Even outside of existentialism the impact of Notes from the Underground is staggering. It made popular a distinct and often imitated approach to the novel: the fictional "confession." We see it again in Ralph Ellison's Invisible Man; in fact, the first paragraphs of Ellison's novel are an explicit reference to Notes. Since Dostoevsky published Notes, we've seen everything from homage to parody, and a mountain of literary criticism.

Of course, all of this criticism, being good criticism and all, isn't just talking about Notes from the Underground itself. It's viewing the work in the context of its intellectual history. As you'll soon find out, to study one piece of Russian literature often means studying many pieces of Russian literature. This stems from the fact that guys like Dostoevsky were carrying out their arguments on the written page. It worked like this: someone would write a treatise or argumentative novel, and instead of disagreeing in person, some other guys would just write a treatise or novel back. (This is why there are so many Russian texts.)

Before Dostoevsky wrote Notes, Ivan Turgenev published Fathers and Sons. Go back for a minute to Russia in the 1840's, where, according to Turgenev, there's a growing divide between the older generation (the traditionalist liberal "fathers") and the younger (the growing group of nihilist "sons"). Traditionalists are steeped in Russian Orthodoxy (i.e., a belief God and morality), while the nihilists reject any notion of God or objective truth. Turgenev picks up on this growing divide, makes it the focus of the aptly-named Fathers and Sons, and publishes his earth-shattering novel in 1862.

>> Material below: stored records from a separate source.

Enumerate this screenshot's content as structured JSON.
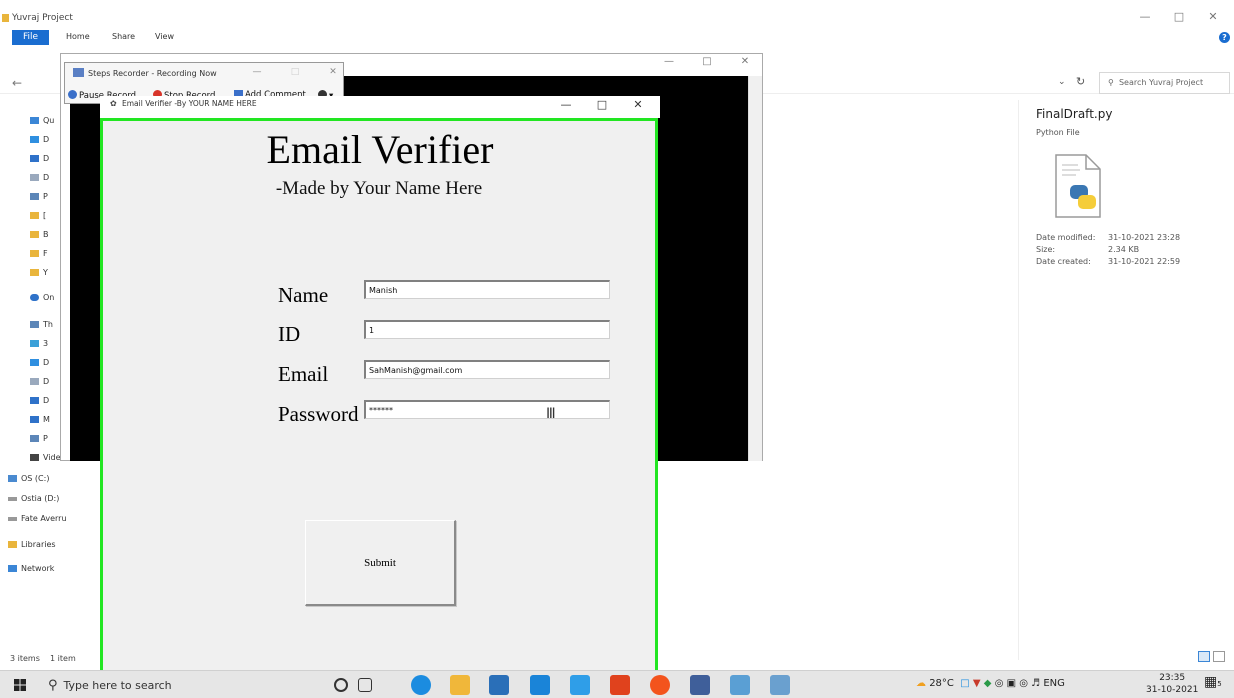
{
  "explorer": {
    "title": "Yuvraj Project",
    "ribbon_tabs": [
      "File",
      "Home",
      "Share",
      "View"
    ],
    "search_placeholder": "Search Yuvraj Project",
    "nav_items": [
      "Qu",
      "D",
      "D",
      "D",
      "P",
      "[",
      "B",
      "F",
      "Y",
      "On",
      "Th",
      "3",
      "D",
      "D",
      "D",
      "M",
      "P",
      "Videos",
      "OS (C:)",
      "Ostia (D:)",
      "Fate Averru",
      "Libraries",
      "Network"
    ],
    "details": {
      "file_name": "FinalDraft.py",
      "file_type": "Python File",
      "date_modified_label": "Date modified:",
      "date_modified": "31-10-2021 23:28",
      "size_label": "Size:",
      "size": "2.34 KB",
      "date_created_label": "Date created:",
      "date_created": "31-10-2021 22:59"
    },
    "status_items": "3 items",
    "status_selected": "1 item"
  },
  "steps_recorder": {
    "title": "Steps Recorder - Recording Now",
    "pause_label": "Pause Record",
    "stop_label": "Stop Record",
    "comment_label": "Add Comment"
  },
  "email_verifier": {
    "window_title": "Email Verifier -By YOUR NAME HERE",
    "heading": "Email Verifier",
    "subheading": "-Made by Your Name Here",
    "fields": [
      {
        "label": "Name",
        "value": "Manish"
      },
      {
        "label": "ID",
        "value": "1"
      },
      {
        "label": "Email",
        "value": "SahManish@gmail.com"
      },
      {
        "label": "Password",
        "value": "******"
      }
    ],
    "submit_label": "Submit"
  },
  "taskbar": {
    "search_placeholder": "Type here to search",
    "weather": "28°C",
    "language": "ENG",
    "time": "23:35",
    "date": "31-10-2021",
    "notification_count": "5"
  },
  "colors": {
    "highlight_frame": "#22e622",
    "accent": "#1a6dd0"
  }
}
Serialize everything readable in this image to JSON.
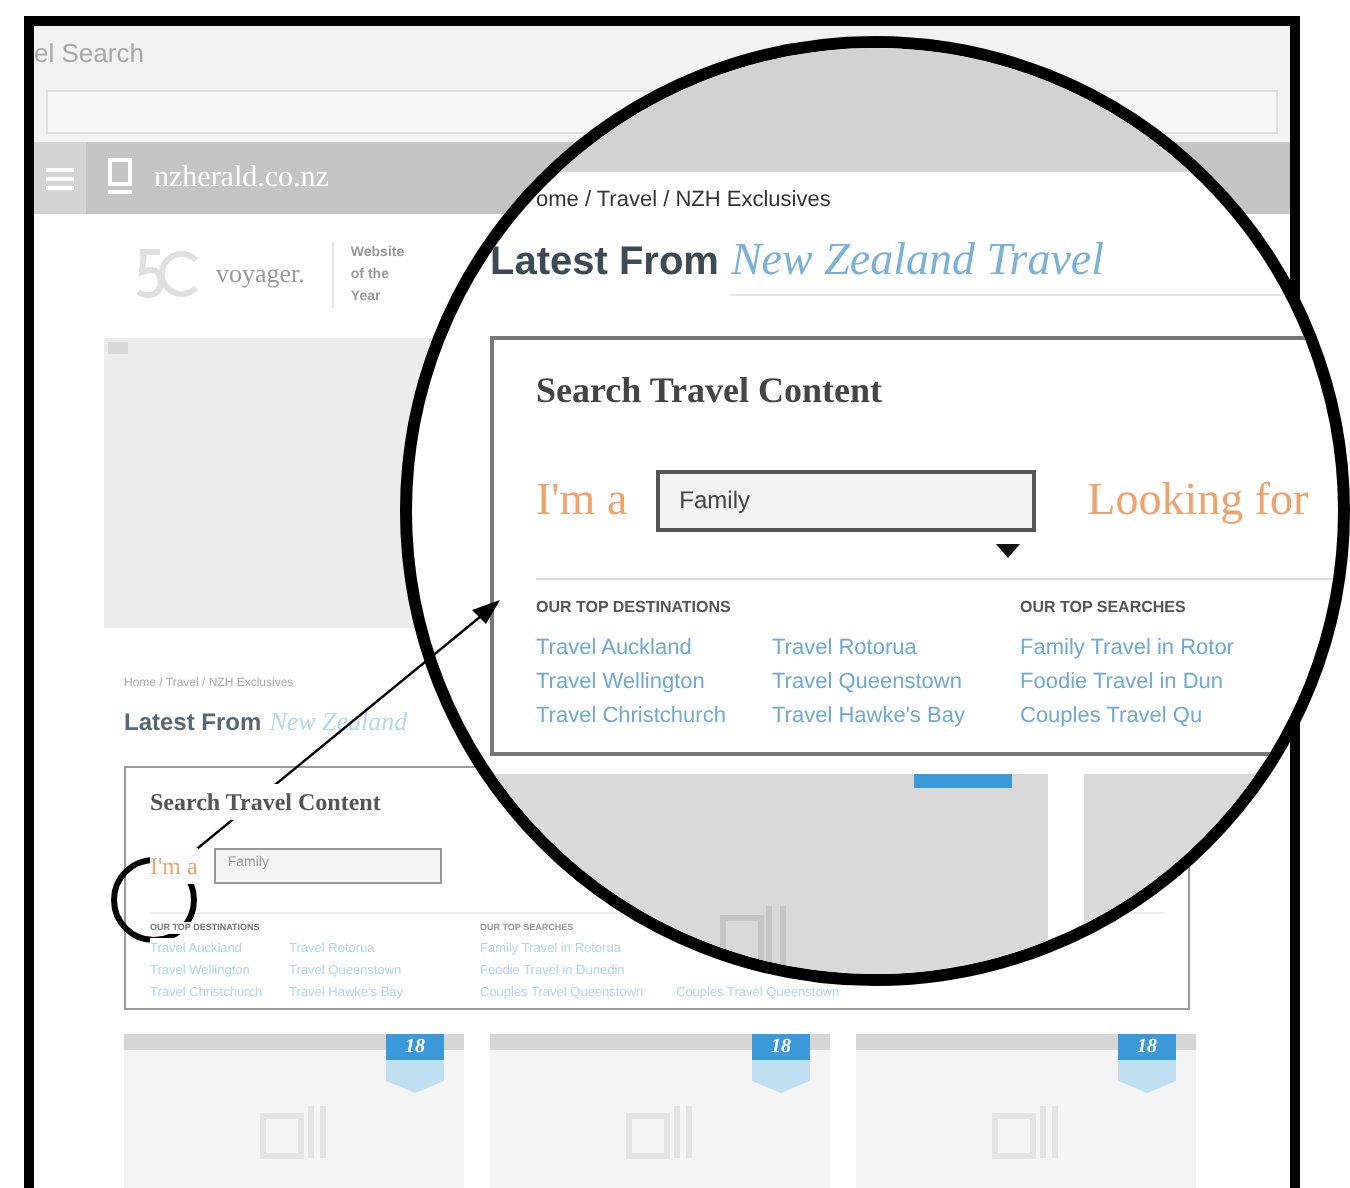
{
  "browser": {
    "title": "el Search"
  },
  "header": {
    "site": "nzherald.co.nz"
  },
  "award": {
    "brand": "voyager.",
    "text": "Website of the Year"
  },
  "page": {
    "breadcrumb": "Home / Travel / NZH Exclusives",
    "heading": "Latest From",
    "heading_accent": "New Zealand",
    "search": {
      "title": "Search Travel Content",
      "prefix": "I'm a",
      "field_value": "Family",
      "destinations_heading": "OUR TOP DESTINATIONS",
      "destinations": [
        "Travel Auckland",
        "Travel Wellington",
        "Travel Christchurch",
        "Travel Rotorua",
        "Travel Queenstown",
        "Travel Hawke's Bay"
      ],
      "searches_heading": "OUR TOP SEARCHES",
      "searches": [
        "Family Travel in Rotorua",
        "Foodie Travel in Dunedin",
        "Couples Travel Queenstown"
      ],
      "searches_more": [
        "Couples Travel Queenstown"
      ]
    }
  },
  "cards": [
    {
      "badge": "18"
    },
    {
      "badge": "18"
    },
    {
      "badge": "18"
    }
  ],
  "magnifier": {
    "breadcrumb": "ome / Travel / NZH Exclusives",
    "heading": "Latest From",
    "heading_accent": "New Zealand Travel",
    "search": {
      "title": "Search Travel Content",
      "prefix": "I'm a",
      "field_value": "Family",
      "suffix": "Looking for",
      "destinations_heading": "OUR TOP DESTINATIONS",
      "destinations": [
        "Travel Auckland",
        "Travel Wellington",
        "Travel Christchurch",
        "Travel Rotorua",
        "Travel Queenstown",
        "Travel Hawke's Bay"
      ],
      "searches_heading": "OUR TOP SEARCHES",
      "searches": [
        "Family Travel in Rotor",
        "Foodie Travel in Dun",
        "Couples Travel Qu"
      ]
    }
  }
}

Meanwhile, big changes are going down in Russia. Feudalism is coming to an end, the plight of the peon is finally brought to light, and governing this all is the European Enlightenment blowing in from the West, bringing with it social, political, and scientific change. (As one example, Darwin's Origin of Species was published in 1859 and first translated into Russian in 1864. This is a big rejection of the classic, age-old idea that God made everything.) The Enlightenment introduces rational egoism, the idea that man will always act reasonably and according to his own best interests.

So in 1863, a year after Turgenev's Fathers and Sons, Nikolai Chernyshevsky publishes his response to the work, a novel called What Is to Be Done? This becomes known as "the handbook of radicalism" (source). It embraces the Enlightenment, praises socialism and rational egoism, and promises to turn all of society into "a Crystal Palace," a technologically-advanced utopia (or ideal society).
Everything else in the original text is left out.